@Voussoir Warscheinlich ist es immer eine Art der Abwägung zweier Fragen… wie gefährlich war der Täter für die Bevölkerung, wäre er zb lebend dort entkommen und die andere Frage, was überwiegt in dem Moment? Die Sicherheit f die Beamten, das Recht der Opfer, auf Antworten mittels Aufarbeitung vor Gericht?
Da hat
@Tussinelda schon einen Punkt… eine Art von Gerechtigkeit, wie sie alle Opfer oder Angehörigen verdient haben, wird es nun nicht geben. Das ist es doch auch sogar in Stade gewesen. Der Täter entzieht sich dem, egal wie. Entweder provoziert er mit Stichwaffe, die SEK Beamten, was nicht so selten ist, um eine Reaktion zu bekommen. Oder aber der Suizid vom Stade Täter. Zwei Varianten mit dem gleichen Ergebnis. Es wird kaum oder wenige Antworten geben, welche opfern oder Opferangehörigen von gestern, eine Art Erklärung geben.
Ich finde es sehr bedauerlich, dass hier womöglich der Täter sich einer juristischen Aufarbeitung entzogen hat.
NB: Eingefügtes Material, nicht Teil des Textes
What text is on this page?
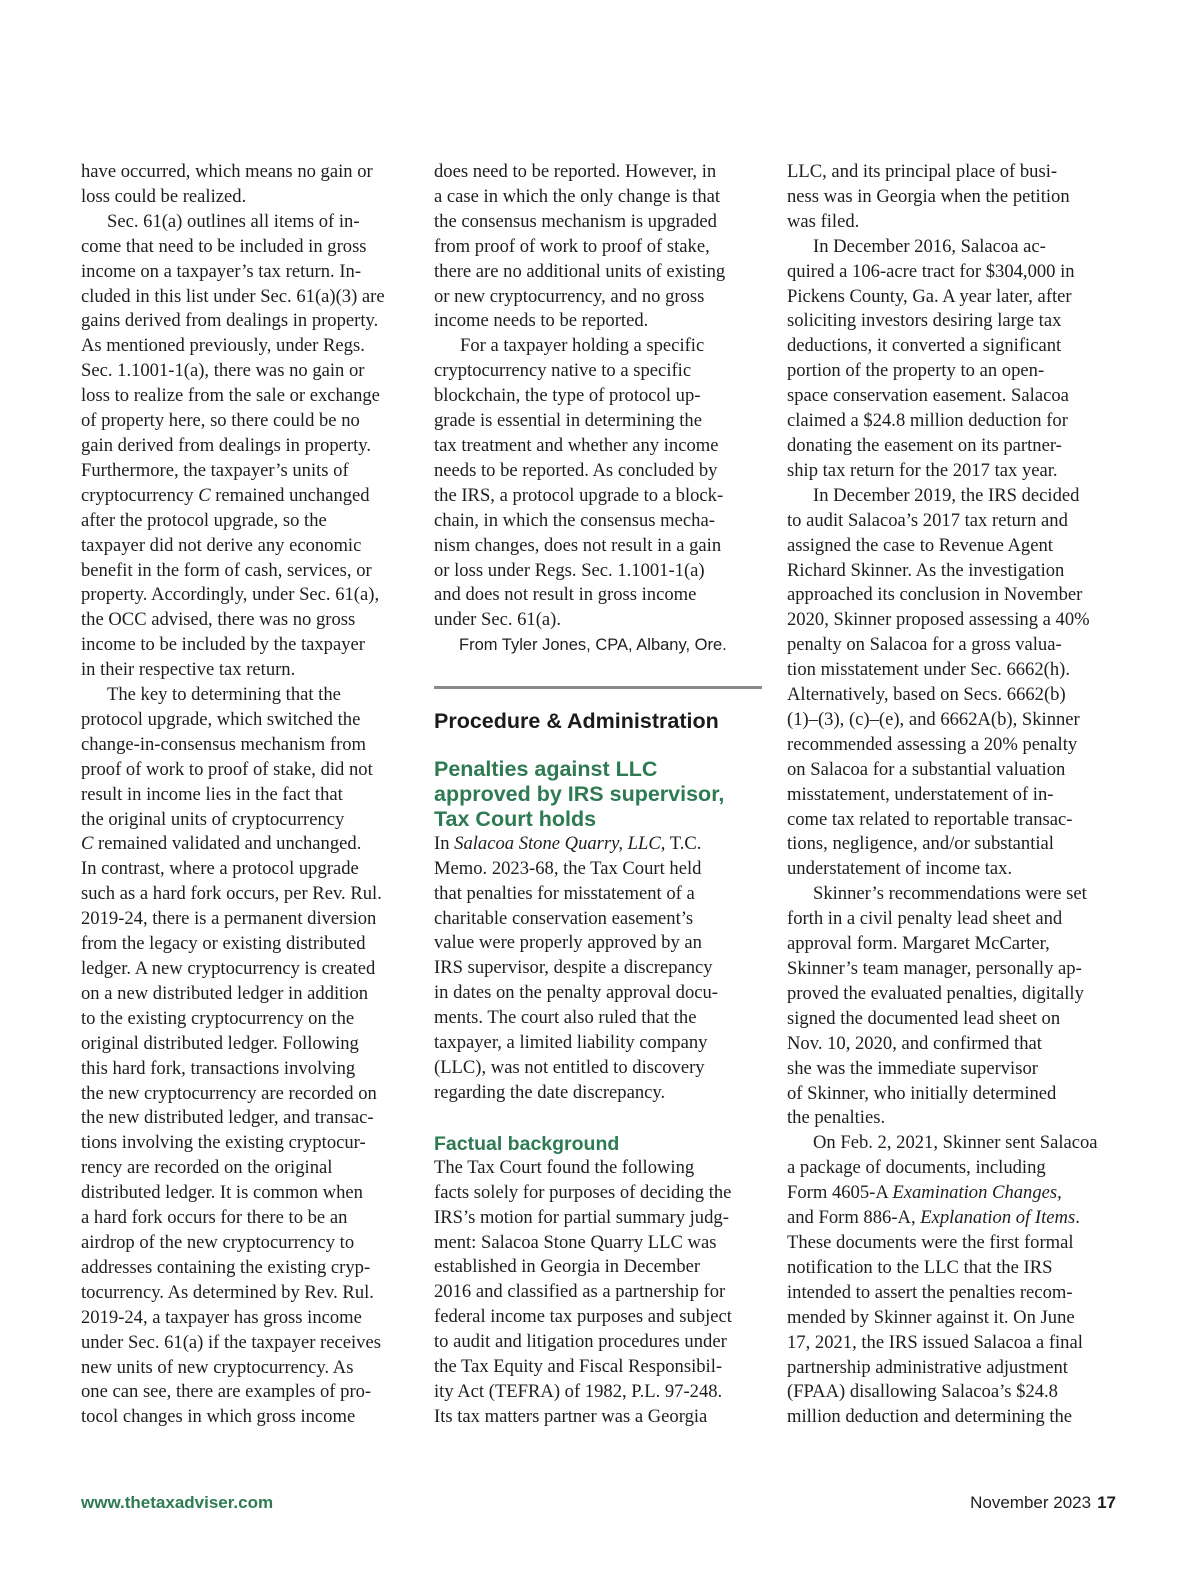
have occurred, which means no gain or
loss could be realized.
Sec. 61(a) outlines all items of in-
come that need to be included in gross
income on a taxpayer’s tax return. In-
cluded in this list under Sec. 61(a)(3) are
gains derived from dealings in property.
As mentioned previously, under Regs.
Sec. 1.1001-1(a), there was no gain or
loss to realize from the sale or exchange
of property here, so there could be no
gain derived from dealings in property.
Furthermore, the taxpayer’s units of
cryptocurrency C remained unchanged
after the protocol upgrade, so the
taxpayer did not derive any economic
benefit in the form of cash, services, or
property. Accordingly, under Sec. 61(a),
the OCC advised, there was no gross
income to be included by the taxpayer
in their respective tax return.
The key to determining that the
protocol upgrade, which switched the
change-in-consensus mechanism from
proof of work to proof of stake, did not
result in income lies in the fact that
the original units of cryptocurrency
C remained validated and unchanged.
In contrast, where a protocol upgrade
such as a hard fork occurs, per Rev. Rul.
2019-24, there is a permanent diversion
from the legacy or existing distributed
ledger. A new cryptocurrency is created
on a new distributed ledger in addition
to the existing cryptocurrency on the
original distributed ledger. Following
this hard fork, transactions involving
the new cryptocurrency are recorded on
the new distributed ledger, and transac-
tions involving the existing cryptocur-
rency are recorded on the original
distributed ledger. It is common when
a hard fork occurs for there to be an
airdrop of the new cryptocurrency to
addresses containing the existing cryp-
tocurrency. As determined by Rev. Rul.
2019-24, a taxpayer has gross income
under Sec. 61(a) if the taxpayer receives
new units of new cryptocurrency. As
one can see, there are examples of pro-
tocol changes in which gross income
does need to be reported. However, in
a case in which the only change is that
the consensus mechanism is upgraded
from proof of work to proof of stake,
there are no additional units of existing
or new cryptocurrency, and no gross
income needs to be reported.
For a taxpayer holding a specific
cryptocurrency native to a specific
blockchain, the type of protocol up-
grade is essential in determining the
tax treatment and whether any income
needs to be reported. As concluded by
the IRS, a protocol upgrade to a block-
chain, in which the consensus mecha-
nism changes, does not result in a gain
or loss under Regs. Sec. 1.1001-1(a)
and does not result in gross income
under Sec. 61(a).
From Tyler Jones, CPA, Albany, Ore.
Procedure & Administration
Penalties against LLC
approved by IRS supervisor,
Tax Court holds
In Salacoa Stone Quarry, LLC, T.C.
Memo. 2023-68, the Tax Court held
that penalties for misstatement of a
charitable conservation easement’s
value were properly approved by an
IRS supervisor, despite a discrepancy
in dates on the penalty approval docu-
ments. The court also ruled that the
taxpayer, a limited liability company
(LLC), was not entitled to discovery
regarding the date discrepancy.
Factual background
The Tax Court found the following
facts solely for purposes of deciding the
IRS’s motion for partial summary judg-
ment: Salacoa Stone Quarry LLC was
established in Georgia in December
2016 and classified as a partnership for
federal income tax purposes and subject
to audit and litigation procedures under
the Tax Equity and Fiscal Responsibil-
ity Act (TEFRA) of 1982, P.L. 97-248.
Its tax matters partner was a Georgia
LLC, and its principal place of busi-
ness was in Georgia when the petition
was filed.
In December 2016, Salacoa ac-
quired a 106-acre tract for $304,000 in
Pickens County, Ga. A year later, after
soliciting investors desiring large tax
deductions, it converted a significant
portion of the property to an open-
space conservation easement. Salacoa
claimed a $24.8 million deduction for
donating the easement on its partner-
ship tax return for the 2017 tax year.
In December 2019, the IRS decided
to audit Salacoa’s 2017 tax return and
assigned the case to Revenue Agent
Richard Skinner. As the investigation
approached its conclusion in November
2020, Skinner proposed assessing a 40%
penalty on Salacoa for a gross valua-
tion misstatement under Sec. 6662(h).
Alternatively, based on Secs. 6662(b)
(1)–(3), (c)–(e), and 6662A(b), Skinner
recommended assessing a 20% penalty
on Salacoa for a substantial valuation
misstatement, understatement of in-
come tax related to reportable transac-
tions, negligence, and/or substantial
understatement of income tax.
Skinner’s recommendations were set
forth in a civil penalty lead sheet and
approval form. Margaret McCarter,
Skinner’s team manager, personally ap-
proved the evaluated penalties, digitally
signed the documented lead sheet on
Nov. 10, 2020, and confirmed that
she was the immediate supervisor
of Skinner, who initially determined
the penalties.
On Feb. 2, 2021, Skinner sent Salacoa
a package of documents, including
Form 4605-A Examination Changes,
and Form 886-A, Explanation of Items.
These documents were the first formal
notification to the LLC that the IRS
intended to assert the penalties recom-
mended by Skinner against it. On June
17, 2021, the IRS issued Salacoa a final
partnership administrative adjustment
(FPAA) disallowing Salacoa’s $24.8
million deduction and determining the
www.thetaxadviser.com	November 2023 17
Oder soll ich sagen, dieses Recht oder die Möglichkeit, hat das SEK dem Täter entzogen ? Das kann ich mir nicht vorstellen. Der Mann war als bewaffnet und hochgradig gefährlich eingestuft. Es hieß sogar in der Zwischenzeit, es bestand die Vermutung, er könne auf Tour sein um seine Mission fortzusetzen.
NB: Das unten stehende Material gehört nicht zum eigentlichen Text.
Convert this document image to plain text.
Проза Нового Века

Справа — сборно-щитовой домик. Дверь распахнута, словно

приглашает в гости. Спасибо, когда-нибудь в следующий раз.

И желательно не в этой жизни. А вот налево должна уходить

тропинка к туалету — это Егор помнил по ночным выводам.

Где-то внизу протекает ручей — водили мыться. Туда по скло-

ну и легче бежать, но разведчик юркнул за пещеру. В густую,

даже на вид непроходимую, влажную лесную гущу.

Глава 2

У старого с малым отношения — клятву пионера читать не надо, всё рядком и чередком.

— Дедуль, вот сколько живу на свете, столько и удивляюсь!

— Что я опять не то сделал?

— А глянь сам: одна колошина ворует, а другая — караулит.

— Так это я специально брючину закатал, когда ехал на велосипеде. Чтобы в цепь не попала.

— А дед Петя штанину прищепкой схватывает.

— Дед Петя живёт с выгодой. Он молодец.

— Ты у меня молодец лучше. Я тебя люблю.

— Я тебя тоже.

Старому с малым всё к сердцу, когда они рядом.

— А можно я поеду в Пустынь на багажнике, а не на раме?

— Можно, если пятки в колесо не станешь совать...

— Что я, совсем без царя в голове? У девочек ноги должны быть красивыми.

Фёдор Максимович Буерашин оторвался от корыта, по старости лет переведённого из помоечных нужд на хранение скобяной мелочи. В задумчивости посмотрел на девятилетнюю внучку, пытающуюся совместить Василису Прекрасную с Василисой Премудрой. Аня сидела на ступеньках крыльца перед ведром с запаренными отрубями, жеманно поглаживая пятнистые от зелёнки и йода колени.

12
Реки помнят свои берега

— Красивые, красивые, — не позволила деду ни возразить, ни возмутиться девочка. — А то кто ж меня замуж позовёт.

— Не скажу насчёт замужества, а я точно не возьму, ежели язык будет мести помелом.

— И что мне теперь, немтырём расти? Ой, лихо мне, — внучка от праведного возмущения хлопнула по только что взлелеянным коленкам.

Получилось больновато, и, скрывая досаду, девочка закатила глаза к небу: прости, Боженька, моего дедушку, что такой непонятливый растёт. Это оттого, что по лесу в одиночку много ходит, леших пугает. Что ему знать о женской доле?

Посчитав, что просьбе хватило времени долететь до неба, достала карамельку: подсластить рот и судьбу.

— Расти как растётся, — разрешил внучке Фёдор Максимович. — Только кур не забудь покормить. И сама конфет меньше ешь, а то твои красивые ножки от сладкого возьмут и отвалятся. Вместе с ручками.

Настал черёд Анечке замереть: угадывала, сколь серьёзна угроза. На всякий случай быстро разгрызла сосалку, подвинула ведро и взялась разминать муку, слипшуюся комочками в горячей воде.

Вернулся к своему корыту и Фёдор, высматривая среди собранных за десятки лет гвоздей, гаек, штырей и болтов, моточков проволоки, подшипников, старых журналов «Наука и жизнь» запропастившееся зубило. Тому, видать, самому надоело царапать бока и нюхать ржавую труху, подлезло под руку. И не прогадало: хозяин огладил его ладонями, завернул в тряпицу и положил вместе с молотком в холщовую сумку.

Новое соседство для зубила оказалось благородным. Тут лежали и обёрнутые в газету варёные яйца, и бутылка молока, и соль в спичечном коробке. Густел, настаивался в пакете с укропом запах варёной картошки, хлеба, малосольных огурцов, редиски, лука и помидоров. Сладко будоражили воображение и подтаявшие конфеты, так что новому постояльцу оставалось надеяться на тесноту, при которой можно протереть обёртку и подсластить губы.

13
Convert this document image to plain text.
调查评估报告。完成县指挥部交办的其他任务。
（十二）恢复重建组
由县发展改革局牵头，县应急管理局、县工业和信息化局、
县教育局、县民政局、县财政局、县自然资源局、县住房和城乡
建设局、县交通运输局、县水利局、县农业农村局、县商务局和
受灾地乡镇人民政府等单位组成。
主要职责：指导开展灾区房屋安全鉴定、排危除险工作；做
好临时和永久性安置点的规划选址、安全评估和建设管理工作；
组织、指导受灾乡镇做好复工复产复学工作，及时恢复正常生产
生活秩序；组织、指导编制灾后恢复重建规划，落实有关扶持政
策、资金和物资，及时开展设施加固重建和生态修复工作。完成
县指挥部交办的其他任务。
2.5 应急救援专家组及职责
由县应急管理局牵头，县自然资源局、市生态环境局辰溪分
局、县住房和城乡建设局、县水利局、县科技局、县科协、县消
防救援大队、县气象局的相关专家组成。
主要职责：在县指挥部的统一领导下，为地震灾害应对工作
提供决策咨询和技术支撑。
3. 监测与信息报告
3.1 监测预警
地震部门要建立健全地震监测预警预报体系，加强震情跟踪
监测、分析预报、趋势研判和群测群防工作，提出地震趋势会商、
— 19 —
Also wurde nachts noch einer verhaftet? Ein Iraner? Ist das bestätigt? War das der Fahrer? Gibt es dazu was?
Eigentlich ist es doch ein Risiko zu zweit so was auszutüfteln? Einer überlebt, einer tot? So die meisten Terroristen, sind ja nicht drauf aus, zu überleben, oder?
Wie nennt man das ganze eigentlich Inlands Terrorismus.
Ich höre gerade einem Teilnehmer des CSD zu. Der Schock sitzt tief, das steht fest.
Ich glaube, so fröhlich wie gestern, das wird es wohl in der Größenordnung vorläufig nicht mehr geben.